Sometimes being hip can be a real rod for one’s back.
I spent maybe 20 years working with film and living in darkrooms, so digital was like being released from a deep dark hole of solitary confinement.
I am a little ambivalent about the coolness of old-school film, but hey, guys knock yourself out.
Anyway back to the story…
This restaurant became even more popular because of the TV series, The Night Manager, which is pretty damn good. When I got home I rewatched it and it stands a second viewing for sure.
It was fun to see the pivotal scene that takes place in the restaurant.
It’s very ‘Insta’ friendly. Maybe less friendly to the entitled idiots who want to eat there.
I read some reviews after. I was curious about the negative ones, they followed a similar theme; mostly from Brits who did not seem to appreciate the laissez-faire attitude of the staff.
We found them friendly and quite chatty, but I get the impression the complaints come from a certain type who can’t stand not being able to easily book or god forbid having to wait for a table.
This place doesn’t need to bend over backward with obsequious service and fawning staff, so get used to it.
People even complained about how hard it was to get to… in a car and then park!
Jesus wept. If you decide to do whatever everyone else does, thinking you are being original, guess what? There will be a queue.
And there really was.
It was on a ramp for a boat, people were almost launching each other into the water jostling to get the shot.
Anyway the food was good, the view great. The walk back… uphill, made one feel pretty virtuous.
The next stop was Will’s idea, he wanted to see Grave’s grave in Deià.
A cute little village with stunning views, it’s sat under an impressive and slightly intimidating escarpment.
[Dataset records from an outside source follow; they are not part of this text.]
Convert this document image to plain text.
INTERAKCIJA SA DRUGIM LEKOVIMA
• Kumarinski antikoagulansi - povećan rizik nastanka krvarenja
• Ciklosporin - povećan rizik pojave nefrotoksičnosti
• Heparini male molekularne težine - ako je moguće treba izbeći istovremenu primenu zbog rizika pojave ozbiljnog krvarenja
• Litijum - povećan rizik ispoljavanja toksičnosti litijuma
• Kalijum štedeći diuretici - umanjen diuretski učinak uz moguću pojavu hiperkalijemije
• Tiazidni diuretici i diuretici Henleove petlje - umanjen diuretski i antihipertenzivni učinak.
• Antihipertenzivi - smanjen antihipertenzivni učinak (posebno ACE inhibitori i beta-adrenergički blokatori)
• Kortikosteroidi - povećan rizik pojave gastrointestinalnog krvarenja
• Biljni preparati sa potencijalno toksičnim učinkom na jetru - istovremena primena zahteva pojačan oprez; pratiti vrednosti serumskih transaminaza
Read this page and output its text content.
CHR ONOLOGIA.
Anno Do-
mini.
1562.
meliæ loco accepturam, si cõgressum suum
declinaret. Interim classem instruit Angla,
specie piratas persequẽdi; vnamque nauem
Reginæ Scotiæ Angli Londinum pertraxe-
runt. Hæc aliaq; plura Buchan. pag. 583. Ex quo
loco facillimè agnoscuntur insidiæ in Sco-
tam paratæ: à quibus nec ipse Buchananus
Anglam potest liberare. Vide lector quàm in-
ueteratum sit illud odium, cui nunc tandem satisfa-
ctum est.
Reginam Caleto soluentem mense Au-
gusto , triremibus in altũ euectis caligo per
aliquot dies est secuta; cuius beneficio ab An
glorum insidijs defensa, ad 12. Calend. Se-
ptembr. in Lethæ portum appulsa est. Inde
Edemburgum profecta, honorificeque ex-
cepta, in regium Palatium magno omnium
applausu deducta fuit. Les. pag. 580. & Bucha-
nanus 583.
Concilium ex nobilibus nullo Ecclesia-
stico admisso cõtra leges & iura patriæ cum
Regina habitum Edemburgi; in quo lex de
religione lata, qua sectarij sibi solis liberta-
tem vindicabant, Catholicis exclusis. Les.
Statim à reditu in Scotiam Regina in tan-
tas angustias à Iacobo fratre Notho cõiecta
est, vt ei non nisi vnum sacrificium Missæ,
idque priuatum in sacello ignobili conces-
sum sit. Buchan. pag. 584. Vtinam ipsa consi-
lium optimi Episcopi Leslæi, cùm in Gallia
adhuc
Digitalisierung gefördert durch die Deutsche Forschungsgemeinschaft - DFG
Robert Graves’s grave was not immediately obvious and was pretty humble (two dead candles decorated it).
What was interesting was how far away his wife was buried.
He was a serial adulterer and maybe she took the opportunity, when it arrived, to get some peace and quiet and let him know just how she felt.
It’s never too late to have the last word.
After a very enjoyable day it was back to bedlam and an evening free to do the hell what we liked.